As the human race continues its complicated relationship with technology, one thing is abundantly clear, the need for secure hyperconnectivity. Technology is being pushed to its limits to provide more convenience, personalization, or to save us time and money. It is being pushed to do more, and to do it faster and cheaper. How will technology keep up with our demands?
Any technology that we interface with today is a distributed system that involves many components that all need to collaborate and communicate. Every information system, every modern technology, is a distributed system. The way these systems communicate can be viewed in a straightforward manner: they are either making statements or asking questions. Every communication is either trying to let someone else know you did something, or you are asking a question for which you need an answer. Modern terms for these statements are streams and services. All modern distributed systems have service-oriented architecture components, and event stream processing has been rising in popularity.
So, as we continue to push technology forward, how does it need to respond? For systems to do more, they simply need more services and more events. These events and streams form flows of information that enter into the system to be analyzed for patterns, trends, and casualties. These new and expanded services give rise to new ways to interact with the technology, whether as a human or a digital system. For the system to act faster there are certainly areas of research to speed up the core backend systems, but in our modern world the majority of “faster” is just latency. How far away are you from the technology and can that technology move closer to you? This is what I term edge computing. There may be better definitions out there, but for me, edge computing is how technology continues to evolve to do things faster, and to do more. That is, getting closer to who asks the questions and being able to process more events and data without having to go to a central cloud resource.
To put this into perspective, I’ll draw an analogy to banking. Not too long ago you had to physically drive to a bank to interact with any of the bank services, like depositing a check or withdrawing cash. We did have an interim wave where ATMs were popping up all over the place to allow more access points. Now we simply pull out our phones, or tablets, or in the worse case scenario possibly our laptops, to interact with every banking service one could imagine. Waiting in a restaurant for 5–10 minutes to have the waiter bring the check and return it to us for signature may be ok, but imagine being on your mobile phone and waiting 10 minutes to check out from Amazon. Speed matters, access matters, and secure access matters even more.

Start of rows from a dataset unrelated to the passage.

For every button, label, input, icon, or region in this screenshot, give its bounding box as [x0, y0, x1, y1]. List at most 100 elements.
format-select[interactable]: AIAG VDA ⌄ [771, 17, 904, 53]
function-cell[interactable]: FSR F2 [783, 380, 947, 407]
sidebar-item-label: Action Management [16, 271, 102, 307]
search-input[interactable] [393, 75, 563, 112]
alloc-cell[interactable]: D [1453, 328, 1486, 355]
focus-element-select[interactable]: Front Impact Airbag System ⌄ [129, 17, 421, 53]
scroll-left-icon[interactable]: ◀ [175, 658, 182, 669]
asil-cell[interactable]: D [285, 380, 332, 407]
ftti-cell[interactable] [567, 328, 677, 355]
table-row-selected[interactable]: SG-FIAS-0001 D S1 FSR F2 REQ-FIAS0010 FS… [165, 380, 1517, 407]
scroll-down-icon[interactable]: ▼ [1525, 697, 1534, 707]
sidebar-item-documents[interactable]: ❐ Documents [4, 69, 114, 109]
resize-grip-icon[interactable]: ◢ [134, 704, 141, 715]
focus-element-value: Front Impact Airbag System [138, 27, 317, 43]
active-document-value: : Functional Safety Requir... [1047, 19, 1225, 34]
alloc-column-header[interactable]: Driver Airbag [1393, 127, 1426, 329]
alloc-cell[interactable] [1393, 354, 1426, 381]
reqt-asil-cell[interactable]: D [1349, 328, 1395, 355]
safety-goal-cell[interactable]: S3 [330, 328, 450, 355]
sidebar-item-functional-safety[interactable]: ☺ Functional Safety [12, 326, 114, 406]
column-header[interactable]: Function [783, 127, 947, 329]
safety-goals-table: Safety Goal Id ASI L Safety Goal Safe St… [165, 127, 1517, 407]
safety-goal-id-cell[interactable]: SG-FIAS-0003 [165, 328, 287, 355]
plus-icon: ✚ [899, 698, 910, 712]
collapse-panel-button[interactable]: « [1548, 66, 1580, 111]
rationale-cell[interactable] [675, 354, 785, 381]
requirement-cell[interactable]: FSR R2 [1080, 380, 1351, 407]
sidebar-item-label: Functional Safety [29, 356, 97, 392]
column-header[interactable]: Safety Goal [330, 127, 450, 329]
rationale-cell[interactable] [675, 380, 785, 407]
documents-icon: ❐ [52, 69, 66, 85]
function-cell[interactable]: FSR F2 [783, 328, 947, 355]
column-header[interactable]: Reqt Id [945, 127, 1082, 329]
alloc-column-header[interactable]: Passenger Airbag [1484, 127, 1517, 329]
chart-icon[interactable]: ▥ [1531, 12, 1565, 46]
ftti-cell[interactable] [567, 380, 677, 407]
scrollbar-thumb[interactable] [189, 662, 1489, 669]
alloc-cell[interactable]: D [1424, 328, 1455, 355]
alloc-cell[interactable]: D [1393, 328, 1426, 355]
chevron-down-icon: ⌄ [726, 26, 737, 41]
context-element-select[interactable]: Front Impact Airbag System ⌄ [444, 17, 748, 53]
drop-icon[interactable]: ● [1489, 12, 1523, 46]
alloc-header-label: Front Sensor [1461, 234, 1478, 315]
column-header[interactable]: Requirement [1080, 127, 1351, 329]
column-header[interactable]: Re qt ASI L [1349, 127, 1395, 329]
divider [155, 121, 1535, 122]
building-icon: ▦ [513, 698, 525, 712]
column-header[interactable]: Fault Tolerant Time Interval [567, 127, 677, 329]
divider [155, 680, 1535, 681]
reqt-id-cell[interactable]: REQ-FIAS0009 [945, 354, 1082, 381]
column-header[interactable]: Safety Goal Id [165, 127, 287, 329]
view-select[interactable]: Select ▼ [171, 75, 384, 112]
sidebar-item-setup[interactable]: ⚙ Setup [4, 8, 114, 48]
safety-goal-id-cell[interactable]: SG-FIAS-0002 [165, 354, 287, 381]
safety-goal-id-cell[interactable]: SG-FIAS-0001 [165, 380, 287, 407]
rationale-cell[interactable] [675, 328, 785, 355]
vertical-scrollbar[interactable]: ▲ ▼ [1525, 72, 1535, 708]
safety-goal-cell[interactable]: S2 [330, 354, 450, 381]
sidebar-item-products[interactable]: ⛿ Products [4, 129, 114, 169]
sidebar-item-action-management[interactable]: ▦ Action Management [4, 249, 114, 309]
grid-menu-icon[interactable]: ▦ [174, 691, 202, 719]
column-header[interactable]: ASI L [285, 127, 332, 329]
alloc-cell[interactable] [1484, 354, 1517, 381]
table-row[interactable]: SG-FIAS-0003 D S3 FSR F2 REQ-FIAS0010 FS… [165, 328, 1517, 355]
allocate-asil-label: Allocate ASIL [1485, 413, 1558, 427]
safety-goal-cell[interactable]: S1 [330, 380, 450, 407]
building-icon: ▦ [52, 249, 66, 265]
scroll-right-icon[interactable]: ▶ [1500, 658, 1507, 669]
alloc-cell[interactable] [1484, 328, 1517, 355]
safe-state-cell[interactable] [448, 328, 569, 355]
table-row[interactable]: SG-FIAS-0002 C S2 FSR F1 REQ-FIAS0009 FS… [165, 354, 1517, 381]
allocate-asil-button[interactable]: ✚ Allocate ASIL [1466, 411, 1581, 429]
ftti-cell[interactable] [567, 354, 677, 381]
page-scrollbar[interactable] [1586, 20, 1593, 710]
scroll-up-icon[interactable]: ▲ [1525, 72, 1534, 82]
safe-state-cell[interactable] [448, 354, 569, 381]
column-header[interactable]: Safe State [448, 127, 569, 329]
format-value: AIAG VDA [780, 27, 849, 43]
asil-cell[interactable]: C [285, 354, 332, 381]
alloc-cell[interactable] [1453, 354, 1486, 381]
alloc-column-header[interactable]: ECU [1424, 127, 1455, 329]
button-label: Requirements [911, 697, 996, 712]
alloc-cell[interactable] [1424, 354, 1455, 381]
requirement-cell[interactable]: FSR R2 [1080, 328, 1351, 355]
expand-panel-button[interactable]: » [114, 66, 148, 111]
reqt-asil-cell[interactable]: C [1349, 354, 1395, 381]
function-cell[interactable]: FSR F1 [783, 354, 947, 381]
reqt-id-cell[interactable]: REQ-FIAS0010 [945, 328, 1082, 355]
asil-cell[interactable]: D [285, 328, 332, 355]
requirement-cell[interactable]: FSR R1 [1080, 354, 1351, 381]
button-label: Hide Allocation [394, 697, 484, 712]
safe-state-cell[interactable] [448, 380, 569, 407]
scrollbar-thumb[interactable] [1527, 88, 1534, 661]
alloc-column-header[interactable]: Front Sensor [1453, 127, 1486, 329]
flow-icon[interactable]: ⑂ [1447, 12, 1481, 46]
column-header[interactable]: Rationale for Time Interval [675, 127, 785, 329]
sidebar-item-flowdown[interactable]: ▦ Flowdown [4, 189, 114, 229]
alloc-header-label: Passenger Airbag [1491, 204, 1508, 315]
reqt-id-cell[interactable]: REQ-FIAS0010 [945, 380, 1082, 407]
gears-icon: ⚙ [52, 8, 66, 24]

As systems continue to need access to more information—to be able to process the information where it is relevant, and to move closer to where the system’s services are needed—it becomes clear that we need a new approach to connectivity. Not only do we need more things connected, we also need requesters, responders, processors, and analytics to be location transparent, mobile and secure. New technologies will emerge and give rise to a secure and hyperconnected world, not only for humans, but for all of the digital systems, services, and devices.
All of these factors create an environment ripe for massive, exponential innovation. Think for a moment about what we did with the internet and the global cellular networks, and the approximately five billion connected people. Now, imagine the possibilities when the world’s digital systems, services, and devices are always hyper-connected, location independent, secured, and can interact securely at any point in time. The experimentation phase goes into hyperdrive when secure access to diverse technologies, information and services has been democratized. When mixed with machine learning and artificial intelligence analyzing all of the events and data flows, the possibilities are endless.
Once this secure and hyper-connected future becomes reality, what is next? How do these systems make sense of additional information, and how do they evolve to interact? In this book James walks us through the basic concepts of FLOW, and what systems will need to do in order to take advantage of these new capabilities. Along the way you will begin to understand how FLOW affects and shapes modern distributed systems and ultimately our expectations of those systems and the technology they offer. We need a new approach to connecting, securing, and communicating within these modern systems, and this book is a great place to start understanding how these systems of the future will transform our world.